So I'm following the <pipeline specific guide> to ...
# plugins-general
m
So I'm following the pipeline specific guide to try and override a specific environment variable for this pipeline, but it doesn't seem to be passing value to the pipeline. Here's what I've got so far:
Copy code
# meltano.yml
...
  loaders:
  - name: target-bigquery
    namespace: bigquery
    pip_url: git+<https://github.com/Mashey/target-bigquery.git>
    executable: target-bigquery
    settings:
    - name: project_id
      value: vibrant-bonus-233400
    - name: dataset_id
    - name: validate_records
      value: false
    - name: stream_data
      value: true
    - name: disable_collection
      value: true
    - name: add_metadata_columns
      value: false
    - name: location
      value: US
schedules:
- name: shipstation-to-bigquery
  extractor: tap-shipstation
  loader: target-bigquery
  transform: skip
  interval: '@daily'
  start_date: 2020-10-07 16:24:54.035456
  env:
    TARGET_BIGQUERY_DATASET_ID: raw_shipstation
and when I run
meltano elt tap-shipstation target-bigquery --job_id shipstation-to-bigquery --dump=loader-config
I get the following output:
Copy code
{
  "project_id": "vibrant-bonus-233400",
  "dataset_id": null,
  "validate_records": false,
  "stream_data": true,
  "disable_collection": true,
  "add_metadata_columns": false,
  "location": "US"
}
If I add
TARGET_BIGQUERY_DATASET_ID
to the
.env
file, it will take that value, but
env:
doesn't seem to be overriding it for this specific pipeline.
t
what does
meltano config target-bigquery list
show?
m
Copy code
project_id [env: TARGET_BIGQUERY_PROJECT_ID, BIGQUERY_PROJECT_ID] current value: 'vibrant-bonus-233400' (from default)

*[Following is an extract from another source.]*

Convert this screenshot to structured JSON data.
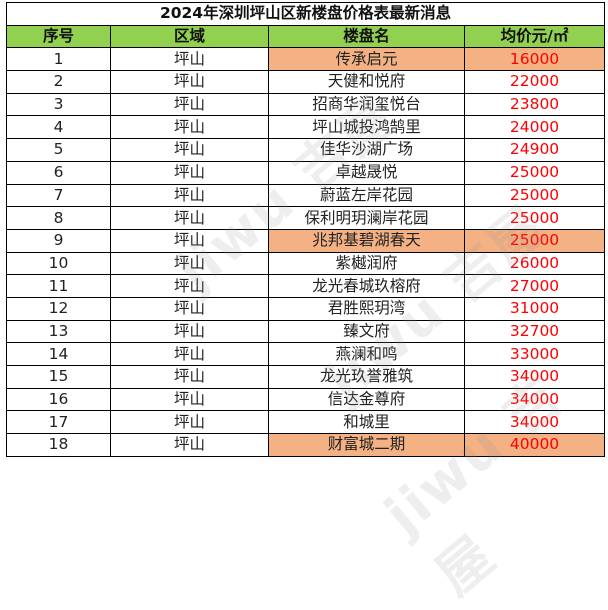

dataset_id [env: TARGET_BIGQUERY_DATASET_ID, BIGQUERY_DATASET_ID] current value: '' (from `.env`)
validate_records [env: TARGET_BIGQUERY_VALIDATE_RECORDS, BIGQUERY_VALIDATE_RECORDS] current value: False (from default)
stream_data [env: TARGET_BIGQUERY_STREAM_DATA, BIGQUERY_STREAM_DATA] current value: True (from default)

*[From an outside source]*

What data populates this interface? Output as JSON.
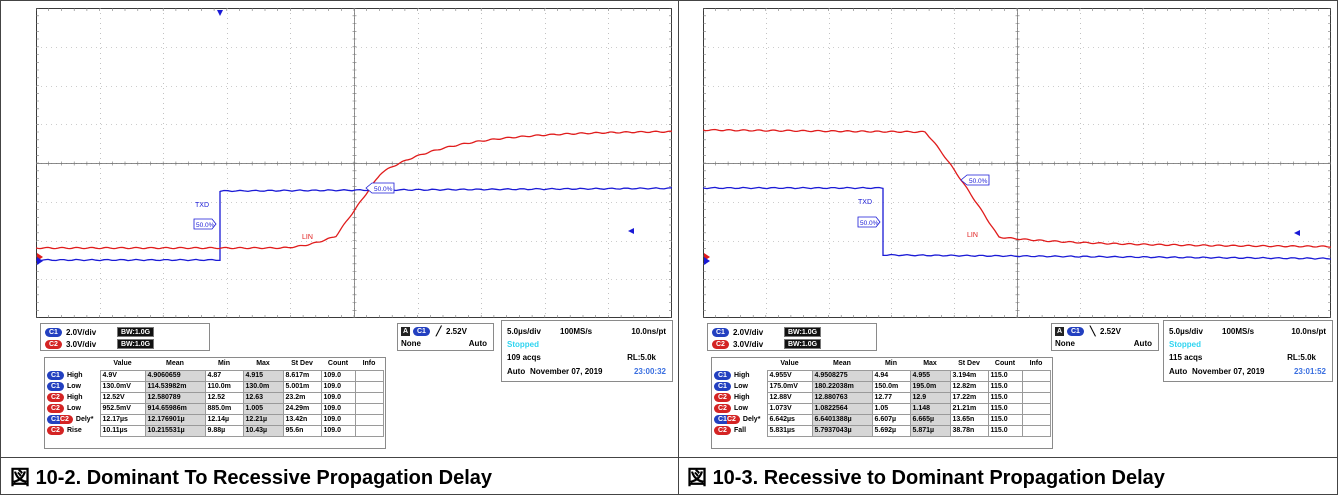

disable_collection [env: TARGET_BIGQUERY_DISABLE_COLLECTION, BIGQUERY_DISABLE_COLLECTION] current value: True (from default)
add_metadata_columns [env: TARGET_BIGQUERY_ADD_METADATA_COLUMNS, BIGQUERY_ADD_METADATA_COLUMNS] current value: False (from default)
location [env: TARGET_BIGQUERY_LOCATION, BIGQUERY_LOCATION] current value: 'US' (from default)
d
@michael_cooper When you run
meltano elt tap-shipstation target-bigquery --job_id shipstation-to-bigquery
, the schedule definition is not actually used in any way, so neither is its
env
. The orchestrator itself is responsible for iterating over the schedules and populating the
env
before invoking the command: https://gitlab.com/meltano/files-airflow/-/blob/master/bundle/orchestrate/dags/meltano.py#L69
This would allow you to run
meltano schedule run shipstation-to-bigquery
and get the behavior you're looking for, but it's not implement yet: https://gitlab.com/meltano/meltano/-/issues/2227
I get that that may be confusing, but it's important to realize that
schedules
are exclusively used by orchestrator-specific DAG generators like https://gitlab.com/meltano/files-airflow/-/blob/master/bundle/orchestrate/dags/meltano.py
m
Is there a way to test whether it works then? I can't test it out within the UI either.
d
meltano invoke airflow run ...
should work: https://airflow.apache.org/docs/stable/cli-ref#run
Or you can verify that it works by simulating what Airflow would actually invoke using
TARGET_BIGQUERY_DATASET_ID=raw_shipstation meltano elt tap-shipstation target-bigquery --job_id shipstation-to-bigquery --dump=loader-config
I can't test it out within the UI either.
Good point, the
env
is not currently taken into account when you use the "Run" button in the UI! I've filed a bug report: https://gitlab.com/meltano/meltano/-/issues/2379
m
Great, that all worked. Thank you (again!)
d
Happy to help! Thanks for the feedback, it's good to know that this wasn't clear, and I may want to look into https://gitlab.com/meltano/meltano/-/issues/2227 sooner rather than later. I'll also gladly take a contribution if you're so inclined 😉